Oh, I think you know, the sarcastic voice answered.

"No!" Willow screamed aloud, letting the magic explode through her--through her eyes, through her hands, blowing all the dull, restrictive Rosenbergness of her parents' house away in a swirling maelstrom, the forest restored, the shifting silken walls restored, her own feet leaving the floor as the storm she'd created raged around her.

Buffy, Willow was pleased to note, had hit the ground, clawing her fingers into the dirt to keep from being blown away. Maybe she'd even break a few of those perfect nails. Too bad she hadn't bothered with the make-up that morning--it would have gotten nice and smudged.

Little bits and pieces of her parents' lives swirled through the air, some of them striking Buffy where she lay, others getting sucked straight up to the sky. Behind her, Willow felt Morgana--her beloved Morgana--return, her sorcerous energies shifting the fury slightly, so that the two of them stood inside the stillness of its eye. So peaceful there, so quiet, and yet so alive with magic, with power, with everything that gave the two of them life. Willow cried out again, her spirit reveling in the joy of it all, her back arching with ecstasy.

Then she noticed that Giles stood in there with them. Closer to the edge, the wind ruffled his hair and rippled his black coat. His eyes looked deep and calm and very sad, and he held his hand out a little, as if hushing a noisy child, or seeking to calm an over-excited animal.

"It seems only a little while ago," he said to her, in that soft, warm voice she'd once--like the groveling little puppy she'd been--have done anything to hear praise her, "That we all loved one another dearly. Willow, what's become of us?"

He sounded so earnest, and so much as if he truly wanted to know, that Willow felt compelled to answer.

"The thing is, Giles," she told him, hating, at least for that moment, the bitter coldness of own her voice. "It wasn't enough. You never gave me enough."

His eyes closed briefly as he contemplated--and maybe even accepted--the truth of that. Willow knew he understood her, anyway. Only, she suspected that what Giles understood about her wasn't anything she wanted him to know.

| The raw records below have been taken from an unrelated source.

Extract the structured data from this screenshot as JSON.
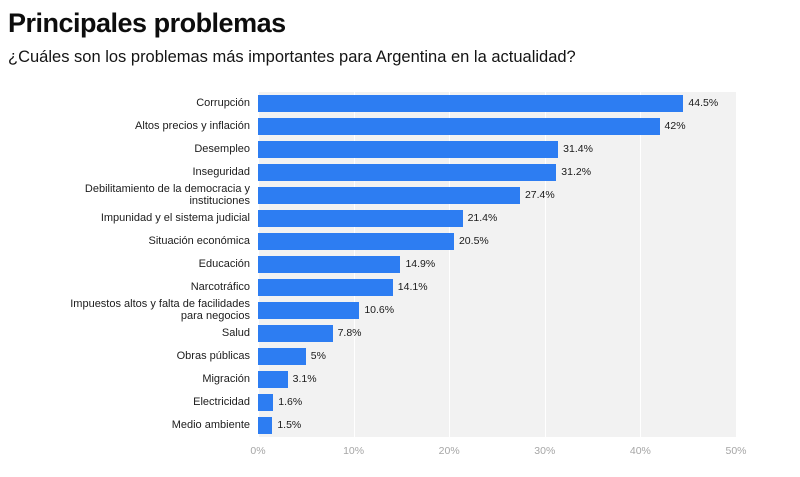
{
  "header": {
    "title": "Principales problemas",
    "subtitle": "¿Cuáles son los problemas más importantes para Argentina en la actualidad?"
  },
  "chart_data": {
    "type": "bar",
    "orientation": "horizontal",
    "title": "Principales problemas",
    "subtitle": "¿Cuáles son los problemas más importantes para Argentina en la actualidad?",
    "categories": [
      "Corrupción",
      "Altos precios y inflación",
      "Desempleo",
      "Inseguridad",
      "Debilitamiento de la democracia y instituciones",
      "Impunidad y el sistema judicial",
      "Situación económica",
      "Educación",
      "Narcotráfico",
      "Impuestos altos y falta de facilidades para negocios",
      "Salud",
      "Obras públicas",
      "Migración",
      "Electricidad",
      "Medio ambiente"
    ],
    "values": [
      44.5,
      42,
      31.4,
      31.2,
      27.4,
      21.4,
      20.5,
      14.9,
      14.1,
      10.6,
      7.8,
      5,
      3.1,
      1.6,
      1.5
    ],
    "value_labels": [
      "44.5%",
      "42%",
      "31.4%",
      "31.2%",
      "27.4%",
      "21.4%",
      "20.5%",
      "14.9%",
      "14.1%",
      "10.6%",
      "7.8%",
      "5%",
      "3.1%",
      "1.6%",
      "1.5%"
    ],
    "xlim": [
      0,
      50
    ],
    "x_ticks": [
      "0%",
      "10%",
      "20%",
      "30%",
      "40%",
      "50%"
    ],
    "xlabel": "",
    "ylabel": "",
    "grid": true,
    "legend": "none",
    "colors": {
      "bar": "#2d7df2",
      "plot_background": "#f2f2f2",
      "gridline": "#ffffff",
      "axis_text": "#a6a6a6",
      "label_text": "#1c1c1c"
    }
  }
}
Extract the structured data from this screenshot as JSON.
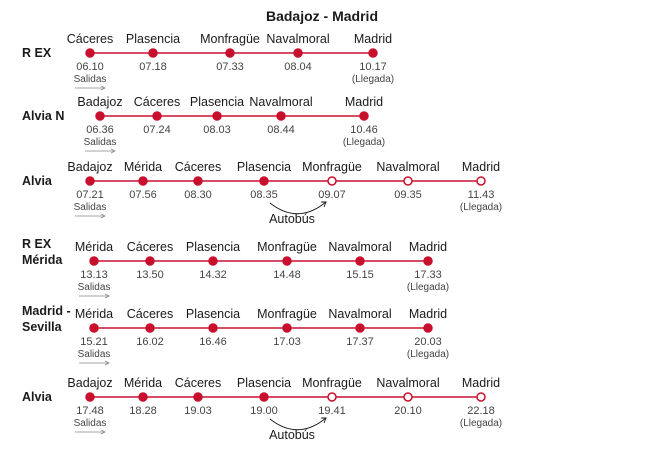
{
  "title": "Badajoz - Madrid",
  "labels": {
    "salidas": "Salidas",
    "llegada": "(Llegada)",
    "autobus": "Autobús"
  },
  "colors": {
    "line": "#c8102e",
    "text": "#1a1a1a",
    "time": "#444444",
    "arrow": "#888888"
  },
  "trains": [
    {
      "name": [
        "R EX"
      ],
      "stops": [
        {
          "station": "Cáceres",
          "time": "06.10",
          "bus": false
        },
        {
          "station": "Plasencia",
          "time": "07.18",
          "bus": false
        },
        {
          "station": "Monfragüe",
          "time": "07.33",
          "bus": false
        },
        {
          "station": "Navalmoral",
          "time": "08.04",
          "bus": false
        },
        {
          "station": "Madrid",
          "time": "10.17",
          "bus": false
        }
      ]
    },
    {
      "name": [
        "Alvia N"
      ],
      "stops": [
        {
          "station": "Badajoz",
          "time": "06.36",
          "bus": false
        },
        {
          "station": "Cáceres",
          "time": "07.24",
          "bus": false
        },
        {
          "station": "Plasencia",
          "time": "08.03",
          "bus": false
        },
        {
          "station": "Navalmoral",
          "time": "08.44",
          "bus": false
        },
        {
          "station": "Madrid",
          "time": "10.46",
          "bus": false
        }
      ]
    },
    {
      "name": [
        "Alvia"
      ],
      "stops": [
        {
          "station": "Badajoz",
          "time": "07.21",
          "bus": false
        },
        {
          "station": "Mérida",
          "time": "07.56",
          "bus": false
        },
        {
          "station": "Cáceres",
          "time": "08.30",
          "bus": false
        },
        {
          "station": "Plasencia",
          "time": "08.35",
          "bus": false
        },
        {
          "station": "Monfragüe",
          "time": "09.07",
          "bus": true
        },
        {
          "station": "Navalmoral",
          "time": "09.35",
          "bus": true
        },
        {
          "station": "Madrid",
          "time": "11.43",
          "bus": true
        }
      ]
    },
    {
      "name": [
        "R EX",
        "Mérida"
      ],
      "stops": [
        {
          "station": "Mérida",
          "time": "13.13",
          "bus": false
        },
        {
          "station": "Cáceres",
          "time": "13.50",
          "bus": false
        },
        {
          "station": "Plasencia",
          "time": "14.32",
          "bus": false
        },
        {
          "station": "Monfragüe",
          "time": "14.48",
          "bus": false
        },
        {
          "station": "Navalmoral",
          "time": "15.15",
          "bus": false
        },
        {
          "station": "Madrid",
          "time": "17.33",
          "bus": false
        }
      ]
    },
    {
      "name": [
        "Madrid -",
        "Sevilla"
      ],
      "stops": [
        {
          "station": "Mérida",
          "time": "15.21",
          "bus": false
        },
        {
          "station": "Cáceres",
          "time": "16.02",
          "bus": false
        },
        {
          "station": "Plasencia",
          "time": "16.46",
          "bus": false
        },
        {
          "station": "Monfragüe",
          "time": "17.03",
          "bus": false
        },
        {
          "station": "Navalmoral",
          "time": "17.37",
          "bus": false
        },
        {
          "station": "Madrid",
          "time": "20.03",
          "bus": false
        }
      ]
    },
    {
      "name": [
        "Alvia"
      ],
      "stops": [
        {
          "station": "Badajoz",
          "time": "17.48",
          "bus": false
        },
        {
          "station": "Mérida",
          "time": "18.28",
          "bus": false
        },
        {
          "station": "Cáceres",
          "time": "19.03",
          "bus": false
        },
        {
          "station": "Plasencia",
          "time": "19.00",
          "bus": false
        },
        {
          "station": "Monfragüe",
          "time": "19.41",
          "bus": true
        },
        {
          "station": "Navalmoral",
          "time": "20.10",
          "bus": true
        },
        {
          "station": "Madrid",
          "time": "22.18",
          "bus": true
        }
      ]
    }
  ]
}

That her cheeks flushed pink, and the beginnings of shame began to well up within her, only fed Willow's anger. With Giles. With herself. With everything.

During that brief pause, she grabbed her chance. She could see it all so clearly: the strings that must be pulled, the words that must be spoken. Exultant, she gathered together her forces, and pushed, laughing as Giles flew away from her, out of their bubble of calm.

Where he landed, Willow told herself she didn't care. Maybe she'd never care about anything ever again.